Скаут: Видите, как он ловко все распределил? Уэйн — это вам не кто-нибудь.
Уэйн (в телефон): Имейте в виду, что я знаю, чего вы там пытаетесь придумать, ребята. Вы надеетесь, что вам удастся сюда спецназ пропихнуть? Группу Коммандос, переодетых под телеоператоров? Даже не надейтесь. Сюда войдут только двое — один телеоператор и один звукооператор. Предупреждаю — они должны быть босиком и только в нижнем белье. Вы слышите, что я сказал? И никаких кальсон или там женских подвязок и так далее. Только обычное белье, в котором нельзя даже иголку спрятать, понятно?
Фарра: Вэлвет, встань нормально, не сутулься и не пачкай кровью жакет — здесь сейчас будет телевидение.

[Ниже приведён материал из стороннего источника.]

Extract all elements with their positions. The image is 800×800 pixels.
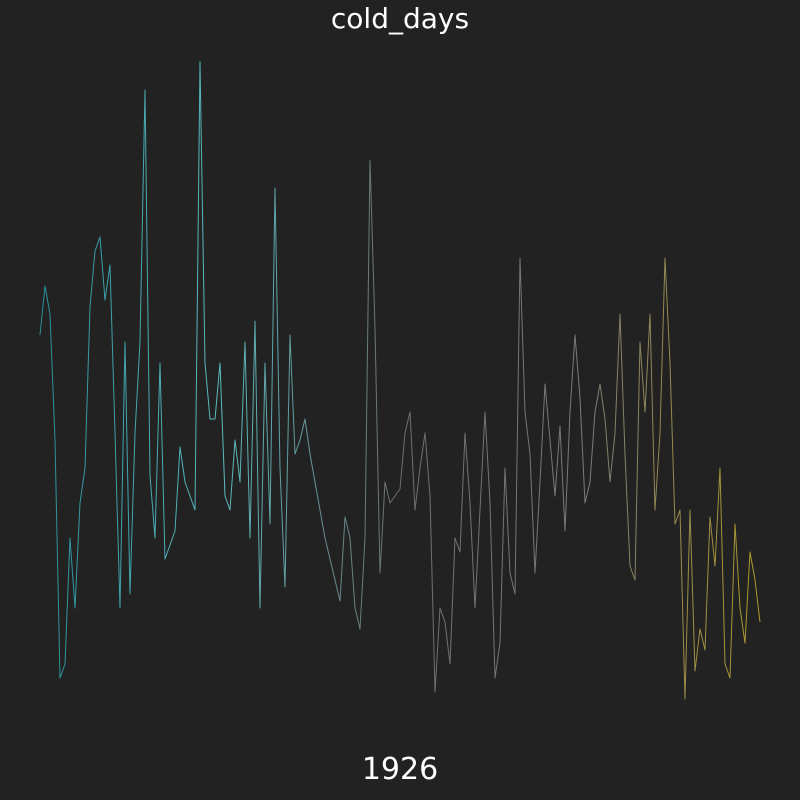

Уэйн (продолжает говорить в телефон): У-гу… сейчас я спущусь вниз и проверю этих ребят, которых вы сюда посылаете. Я их досконально осмотрю, каждую волосинку. Но имейте в виду: если только вздумаете меня дурить, здесь сразу будет еще четыре трупа. И вы сами будете в этом виновны, более того, это увидят на всех телеканалах по всей стране. Пока все. (кладет трубку) Ну вот, а теперь надо подготовить заявление.

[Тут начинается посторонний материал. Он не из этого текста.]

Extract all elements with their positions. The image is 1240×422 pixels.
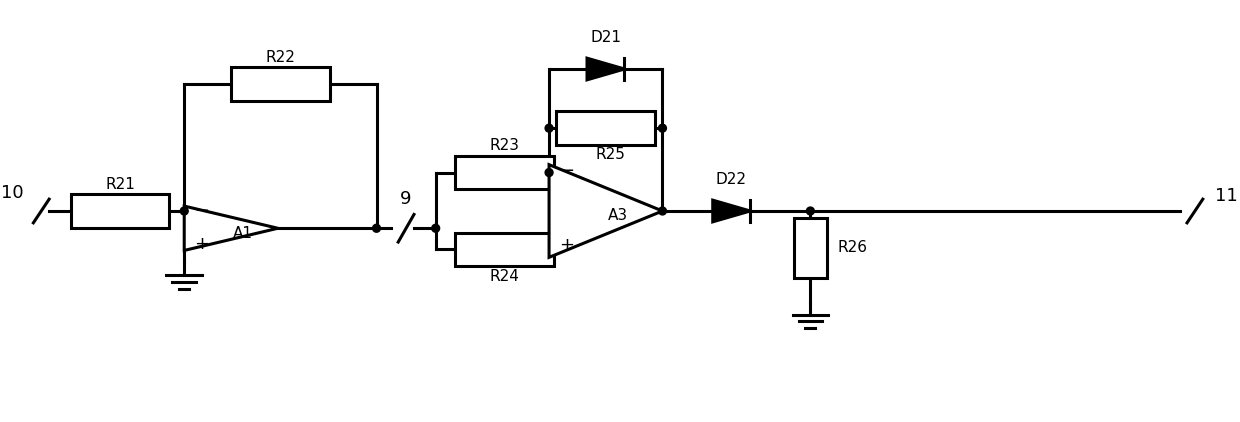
Text: D21: D21 xyxy=(590,30,621,45)
Text: A1: A1 xyxy=(233,226,253,241)
Text: 10: 10 xyxy=(1,184,24,202)
Circle shape xyxy=(432,225,440,232)
Text: R21: R21 xyxy=(105,177,135,192)
Bar xyxy=(455,156,554,189)
Text: R22: R22 xyxy=(265,50,295,65)
Polygon shape xyxy=(185,206,278,250)
Text: 11: 11 xyxy=(1215,187,1238,205)
Text: R26: R26 xyxy=(838,241,868,255)
Circle shape xyxy=(806,207,815,215)
Bar xyxy=(455,233,554,266)
Circle shape xyxy=(546,124,553,132)
Polygon shape xyxy=(549,165,662,257)
Bar xyxy=(231,67,330,100)
Circle shape xyxy=(180,207,188,215)
Text: R24: R24 xyxy=(490,268,520,284)
Circle shape xyxy=(372,225,381,232)
Text: +: + xyxy=(559,235,574,254)
Text: A3: A3 xyxy=(608,208,627,223)
Bar xyxy=(71,194,170,228)
Text: −: − xyxy=(559,162,574,180)
Polygon shape xyxy=(587,58,625,80)
Text: +: + xyxy=(195,235,210,252)
Circle shape xyxy=(546,169,553,176)
Circle shape xyxy=(658,124,666,132)
Text: R25: R25 xyxy=(595,147,626,162)
Bar xyxy=(794,219,827,278)
Text: D22: D22 xyxy=(715,172,746,187)
Bar xyxy=(557,111,655,145)
Text: 9: 9 xyxy=(401,189,412,208)
Text: −: − xyxy=(195,202,210,220)
Polygon shape xyxy=(713,200,750,222)
Circle shape xyxy=(658,207,666,215)
Text: R23: R23 xyxy=(490,138,520,154)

Брюс: Я не собираюсь никаких заявлений с тобой делать!
Скаут: Ой, дорогой, а нас что, правда по телевидению покажут?
Уэйн: Еще как покажут, киска, и Брюс тоже будет выступать. А если он не захочет, тогда…
Фарра: Нет, Уэйн, не надо.
Уэйн: Я просто пристрелю его драгоценную дочку.
Брюс: Ну ты! Ты…! Ну чего ты хочешь! Прямо вот так вот сейчас выступать перед всей страной!?
Уэйн: Прямо сейчас и выступать. И тебя будет слушать все население США. И поверь мне, Брюс, мы с тобой станем гораздо более знаменитыми, чем всякие там Элвисы Пресли и Моники Левински. И вот что ты скажешь всему нашему народу: ты скажешь, что сам виноват в том, что мы со Скаут стали такими.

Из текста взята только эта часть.